Other experts felt that due to the patient’s comorbidities, it was difficult to determine the exact cause of the patient’s bleeding or cardiac arrest.
Due to the defense challenges outlined above, the case was settled on behalf of Internal Medicine Physician A.
Risk management considerations
Knowing which medications to prescribe and the correct dosage is important for maintaining quality standard of care. In this case, choosing an incorrect combination of medications and failure to anticipate a potential GI bleed and prescribe a PPI at discharge may have contributed to the patient’s worsening condition.

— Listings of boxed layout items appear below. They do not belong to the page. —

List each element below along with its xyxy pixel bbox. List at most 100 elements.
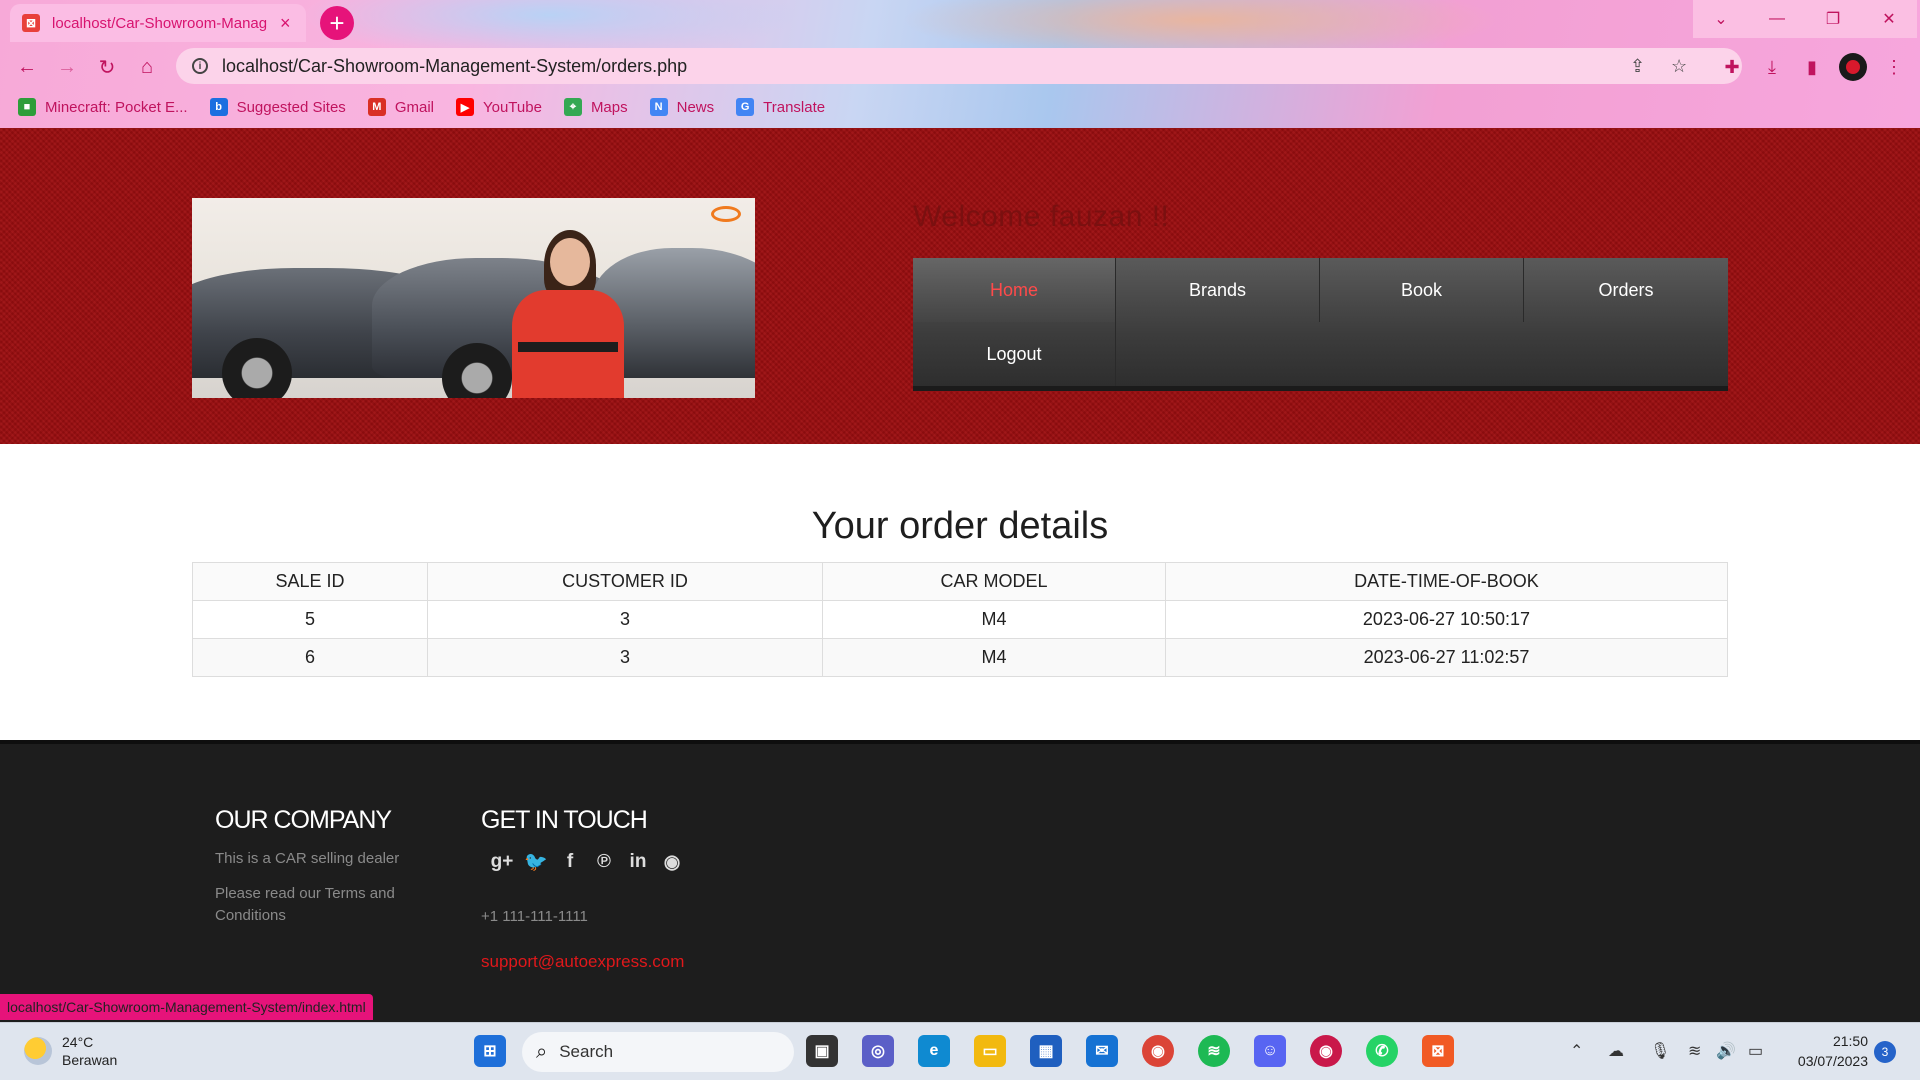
browser-chrome: ⊠ localhost/Car-Showroom-Manag × + ⌄ — ❐… [0, 0, 1920, 128]
wifi-icon[interactable]: ≋ [1688, 1041, 1701, 1061]
forward-icon[interactable]: → [52, 52, 82, 82]
bookmark-maps[interactable]: ⌖ Maps [563, 98, 628, 116]
browser-toolbar: ← → ↻ ⌂ i localhost/Car-Showroom-Managem… [0, 44, 1920, 88]
support-email-link[interactable]: support@autoexpress.com [481, 952, 684, 972]
sale-id-cell: 6 [192, 638, 428, 677]
edge-icon[interactable]: e [918, 1035, 950, 1067]
weather-condition: Berawan [62, 1052, 118, 1068]
rss-icon[interactable]: ◉ [655, 849, 689, 875]
restore-button[interactable]: ❐ [1805, 0, 1861, 38]
car-model-cell: M4 [822, 600, 1166, 639]
bookmark-news[interactable]: N News [649, 98, 714, 116]
back-icon[interactable]: ← [12, 52, 42, 82]
social-links: g+ 🐦 f ℗ in ◉ [485, 849, 689, 875]
chrome-icon[interactable]: ◉ [1142, 1035, 1174, 1067]
nav-orders[interactable]: Orders [1524, 258, 1728, 322]
column-header: CAR MODEL [822, 562, 1166, 601]
onedrive-icon[interactable]: ☁ [1608, 1041, 1624, 1061]
pinterest-icon[interactable]: ℗ [587, 849, 621, 875]
close-window-button[interactable]: ✕ [1861, 0, 1917, 38]
facebook-icon[interactable]: f [553, 849, 587, 875]
bookmark-suggested-sites[interactable]: b Suggested Sites [209, 98, 346, 116]
microphone-icon[interactable]: 🎙 [1650, 1041, 1670, 1061]
volume-icon[interactable]: 🔊 [1716, 1041, 1736, 1061]
url-text: localhost/Car-Showroom-Management-System… [222, 55, 688, 76]
linkedin-icon[interactable]: in [621, 849, 655, 875]
xampp-icon[interactable]: ⊠ [1422, 1035, 1454, 1067]
status-bar-url: localhost/Car-Showroom-Management-System… [0, 994, 373, 1020]
bookmark-youtube[interactable]: ▶ YouTube [455, 98, 542, 116]
bookmark-translate[interactable]: G Translate [736, 98, 825, 116]
side-panel-icon[interactable]: ▮ [1797, 52, 1827, 82]
main-nav: Home Brands Book Orders Logout [913, 258, 1728, 391]
browser-tab[interactable]: ⊠ localhost/Car-Showroom-Manag × [10, 4, 306, 42]
person-head [550, 238, 590, 286]
bookmark-label: Gmail [394, 98, 434, 116]
nav-book[interactable]: Book [1320, 258, 1524, 322]
show-hidden-icons-icon[interactable]: ⌃ [1570, 1041, 1583, 1061]
microsoft-store-icon[interactable]: ▦ [1030, 1035, 1062, 1067]
table-row: 6 3 M4 2023-06-27 11:02:57 [192, 638, 1728, 677]
spotify-icon[interactable]: ≋ [1198, 1035, 1230, 1067]
discord-icon[interactable]: ☺ [1254, 1035, 1286, 1067]
share-icon[interactable]: ⇪ [1630, 56, 1645, 77]
bookmark-label: Maps [590, 98, 628, 116]
google-plus-icon[interactable]: g+ [485, 849, 519, 875]
mail-icon[interactable]: ✉ [1086, 1035, 1118, 1067]
taskbar-search[interactable]: ⌕ Search [522, 1032, 794, 1072]
new-tab-button[interactable]: + [320, 6, 354, 40]
customer-id-cell: 3 [427, 600, 823, 639]
news-icon: N [649, 98, 668, 116]
reload-icon[interactable]: ↻ [92, 52, 122, 82]
customer-id-cell: 3 [427, 638, 823, 677]
sale-id-cell: 5 [192, 600, 428, 639]
weather-widget[interactable]: 24°C Berawan [24, 1033, 117, 1069]
menu-icon[interactable]: ⋮ [1879, 52, 1909, 82]
column-header: SALE ID [192, 562, 428, 601]
person-belt [518, 342, 618, 352]
bookmark-label: Translate [763, 98, 826, 116]
nav-logout[interactable]: Logout [913, 322, 1116, 386]
bookmark-star-icon[interactable]: ☆ [1671, 56, 1687, 77]
avatar-dot [1846, 60, 1860, 74]
terms-link[interactable]: Please read our Terms and Conditions [215, 883, 395, 927]
close-tab-icon[interactable]: × [280, 13, 291, 34]
minimize-button[interactable]: — [1749, 0, 1805, 38]
booking-time-cell: 2023-06-27 11:02:57 [1165, 638, 1728, 677]
windows-taskbar: 24°C Berawan ⊞ ⌕ Search ▣ ◎ e ▭ ▦ ✉ ◉ ≋ … [0, 1022, 1920, 1080]
car-model-cell: M4 [822, 638, 1166, 677]
task-view-icon[interactable]: ▣ [806, 1035, 838, 1067]
start-windows-icon[interactable]: ⊞ [474, 1035, 506, 1067]
site-info-icon[interactable]: i [192, 58, 208, 74]
bookmark-label: YouTube [482, 98, 542, 116]
download-icon[interactable]: ⤓ [1757, 52, 1787, 82]
column-header: CUSTOMER ID [427, 562, 823, 601]
youtube-icon: ▶ [455, 98, 474, 116]
bookmark-minecraft[interactable]: ■ Minecraft: Pocket E... [18, 98, 188, 116]
terms-text-line: Conditions [215, 907, 286, 924]
teams-chat-icon[interactable]: ◎ [862, 1035, 894, 1067]
terms-text-line: Please read our Terms and [215, 885, 395, 902]
nav-home[interactable]: Home [913, 258, 1116, 322]
system-clock[interactable]: 21:50 03/07/2023 [1786, 1031, 1868, 1071]
tab-search-button[interactable]: ⌄ [1693, 0, 1749, 38]
whatsapp-icon[interactable]: ✆ [1366, 1035, 1398, 1067]
banner-logo-icon [711, 206, 741, 222]
profile-avatar[interactable] [1839, 53, 1867, 81]
address-bar[interactable]: i localhost/Car-Showroom-Management-Syst… [176, 48, 1742, 84]
showroom-banner-image [192, 198, 755, 398]
file-explorer-icon[interactable]: ▭ [974, 1035, 1006, 1067]
bing-icon: b [209, 98, 228, 116]
chrome-profile-icon[interactable]: ◉ [1310, 1035, 1342, 1067]
bookmark-gmail[interactable]: M Gmail [367, 98, 434, 116]
page-title: Your order details [811, 505, 1109, 547]
home-icon[interactable]: ⌂ [132, 52, 162, 82]
notification-badge[interactable]: 3 [1874, 1041, 1896, 1063]
temperature: 24°C [62, 1034, 94, 1050]
site-footer: OUR COMPANY This is a CAR selling dealer… [0, 740, 1920, 1022]
extensions-icon[interactable]: ✚ [1717, 52, 1747, 82]
nav-brands[interactable]: Brands [1116, 258, 1320, 322]
battery-icon[interactable]: ▭ [1748, 1041, 1763, 1061]
site-header: Welcome fauzan !! Home Brands Book Order… [0, 128, 1920, 444]
twitter-icon[interactable]: 🐦 [519, 849, 553, 875]
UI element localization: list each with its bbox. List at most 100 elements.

Due to the delay in diagnosing the patient’s bleed during the second hospitalization, the patient rapidly developed multiple organ failure that led to his death. More than one of the experts who reviewed the case discussed the physician’s poor documentation—missing progress notes, physician orders, and nursing documentation.
While it appeared that the patient received reasonable care while hospitalized (prompt GI work-up, thorough ICU care, evaluations), lack of clear documentation made it difficult to pinpoint when the diagnosis of the patient’s GI bleed could have occurred.